Jared McCain made both free throws for the technical that Keatts got after officials ruled a missed shot by Duke’s Kyle Filipowski that went over the backboard and off the shot clock went off one of his players. Replays showed that while maybe there should have been a foul since Burns made contact with the 7-foot Filipowski’s arm, the Wolfpack forward’s wasn’t even close to the ball.

A minute later, Ben Middlebrooks had a steal that led to a fast-break 3-pointer by Michael O’Connell. There was a foul called while the ball was in the air, so the Wolfpack got the trey, kept possession and Burns made another nifty basket for a 53-42 lead.

O’Connell had six points, also finishing with 11 rebounds and six assists.

McCain led Duke with 32 points, the freshman guard hitting 8 of 20 shots and making all 11 of his free throws. Jeremy Roach had 13 points while sophomore center Filipowski had 11 points and nine rebounds before fouling out with 4:52 left and the Blue Devils already down eight.

“Just give credit to State. They’re on a hell of a run right now,” Roach said. “We weren’t us today.”

None of the double-digit seeds have even made it to the national championship game, but Wolfpack fans chanted “Why not us, why not us?” before their team cut down the nets in Big D — about 1,200 miles from Tobacco Road where the N.C. State and Duke campuses are only about a half-hour drive from each other.

During the game’s first media timeout, they even got to watch on the big video boards in the arena as the N.C. State women dribbled out the final 26 seconds of their regional final victory over Texas to also advance to the Final Four.

Burns, who had only four points in the regional semifinal against Marquette, hit short jumpers on the Wolfpack’s first two shots of the game. But those were their only consecutive makes before halftime while shooting 26.5% (9 of 34) and trailing 27-21.

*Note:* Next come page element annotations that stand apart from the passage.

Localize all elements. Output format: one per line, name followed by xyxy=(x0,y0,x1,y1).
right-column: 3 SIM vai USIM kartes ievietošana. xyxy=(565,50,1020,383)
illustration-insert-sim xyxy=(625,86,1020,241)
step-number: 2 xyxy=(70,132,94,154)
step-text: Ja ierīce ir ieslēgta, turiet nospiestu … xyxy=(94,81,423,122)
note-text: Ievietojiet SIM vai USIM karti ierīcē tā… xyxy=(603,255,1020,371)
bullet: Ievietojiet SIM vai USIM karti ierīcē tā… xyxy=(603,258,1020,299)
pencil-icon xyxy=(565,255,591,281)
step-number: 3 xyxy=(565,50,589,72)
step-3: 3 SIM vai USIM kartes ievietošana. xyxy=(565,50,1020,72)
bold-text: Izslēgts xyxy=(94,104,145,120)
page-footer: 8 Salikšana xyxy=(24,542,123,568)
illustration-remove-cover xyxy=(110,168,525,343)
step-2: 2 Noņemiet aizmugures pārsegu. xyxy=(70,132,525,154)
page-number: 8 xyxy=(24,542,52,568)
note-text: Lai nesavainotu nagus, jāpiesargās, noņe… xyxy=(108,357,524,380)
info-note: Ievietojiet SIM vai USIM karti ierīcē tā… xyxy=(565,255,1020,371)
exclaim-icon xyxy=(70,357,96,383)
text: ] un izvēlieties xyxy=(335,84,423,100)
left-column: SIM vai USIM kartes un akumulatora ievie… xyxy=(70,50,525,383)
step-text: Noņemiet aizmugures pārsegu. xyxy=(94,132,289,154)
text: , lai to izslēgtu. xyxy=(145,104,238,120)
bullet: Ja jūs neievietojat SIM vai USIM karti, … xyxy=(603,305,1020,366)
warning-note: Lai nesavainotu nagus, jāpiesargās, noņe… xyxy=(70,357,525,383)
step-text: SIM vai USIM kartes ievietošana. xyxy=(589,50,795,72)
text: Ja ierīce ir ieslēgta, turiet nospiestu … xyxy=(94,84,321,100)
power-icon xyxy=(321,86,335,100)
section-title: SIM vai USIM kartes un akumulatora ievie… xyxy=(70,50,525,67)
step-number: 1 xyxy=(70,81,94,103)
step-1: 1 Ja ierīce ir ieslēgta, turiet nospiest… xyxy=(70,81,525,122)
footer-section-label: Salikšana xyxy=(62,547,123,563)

They certainly turned that around with a 55-point second half in which they made 19 of 26 shots (73.1%). Burns, who had eight points in the game’s first nine minutes before his second foul, went 9 of 11 after halftime.

Duke made only 19 field goals the entire game, shooting a season-worst 32.2% on its 59 attempts. The Blue Devils became the sixth consecutive opponent held under 40% shooting by N.C. State.

“We never had any rhythm on offense,” second-year Duke coach Jon Scheyer said. “They started to score more and our offense, it was probably the most disjointed game that we’ve played all year.”


Duke had held its first three March Madness opponents to fewer than 60 points. The only other times the Blue Devils had three-game streaks like that in tourney were in 2010 and 2015 — their last two national championships. Scheyer was part of both of those, first as a player and then an assistant coach under Mike Krzyzewski.


Joining Burns on the all-region team were Horne, Filipowski, McCain and Marquette’s Tyler Kolek.